Fabricio Werdum is happy with the decision he made to pull out of UFC 196 due to injury, and the UFC Heavyweight Champion said this week his decision was only reinforced by the reaction he’s received since then.
In a statement released via MMAFighting.com, Werdum addressed the backlash that has come this week after he pulled out of the fight, and why it helps him appreciate what some of his peers have experienced in the past.
The full statement is below:
I think it was the best decision I’ve ever made in my life not to fight Cain, Miocic or any other fighter because I had a back injury. Yet, at the same time I’m sad I wasn’t able to compete, I’m happy because I was able to see many things after this injury. I spent some time with my family, my wife and kids, and saw that everything is transitory.
Some people talked really bad about me, mean things, and other supported me as family and friends. I was thinking how cruel people can be when I was injured and I made a really important decision. The best decision I’ve ever made in my life. I’m criticized without suffering a defeat, and I imagined how it would be if I had fought for the fans, for the promotion, for anything, and suffered a defeat. But I didn’t suffer a defeat.
I decided not to fight because of my health, so I can recover and be 100 percent. Imagine if you’re remembered as that guy that suffered a severe injury, the guy that became paralyzed. Imagine that. How would people talk about me? Would those people care to know about me later, or only now that I’m the champion?
It was good in a way.

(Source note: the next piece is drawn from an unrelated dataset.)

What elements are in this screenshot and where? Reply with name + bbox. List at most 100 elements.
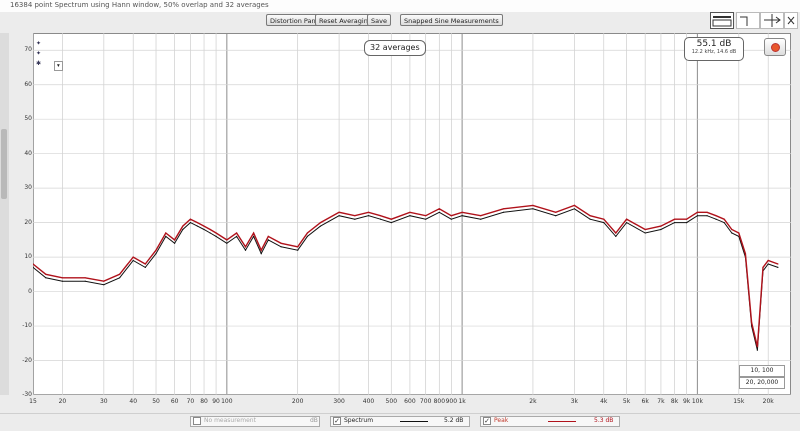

Of course I’m upset I wasn’t able to fight, that I trained and did a strategy to fight Cain and this happened, but it was good that I didn’t suffer a defeat. I imagine (when) Anderson Silva (lost), when Jon Jones had issues with the justice and drugs, when Ronda (Rousey) lost and everyone went all over her. I didn’t even fight, and people were all over me, criticizing me. Everyone makes his own reality. The important is that you enjoy your family, your life. There’s no other option. That’s what matters the most.
At the same time, I say that was the best decision I’ve ever made because I can see who’s who, and who’s with me in the toughest hours. I wasn’t able to do what I love. I love to fight and train so I can go there and put on a show and interact with the fans. This glamour that the fight business has motivates me, but at the same time it unmotivated me.
I haven’t fought after training hard and dedicating with my team and all my coaches, and see this. I was able to see all this. How people are mean. Those people who criticize me have to look inside themselves, see how their lives are, and think about it. ‘I’m criticizing him, but how am I? Am I happy with myself? Am I happier when I’m criticizing the other?’
That’s what I had to say. I had to get this out of my chest. Again, that was the best decision I’ve ever made in my life, not to fight and think about myself.
Penick’s Analysis: Werdum absolutely made the right call for himself. To have fought on despite his injuries out of some feeling of obligation to the UFC or the fans would have clearly been the wrong call. Fans are fickle, they turn on fighters on a dime, and he’s experienced it first hand in this spot. He has no obligation to them, he has an obligation to himself, his family, and his career, and his decisions should reflect that. That’s what happened here. Regardless of the reasons, he felt it was right for him to not continue with the injuries he had, and he was right to make the call.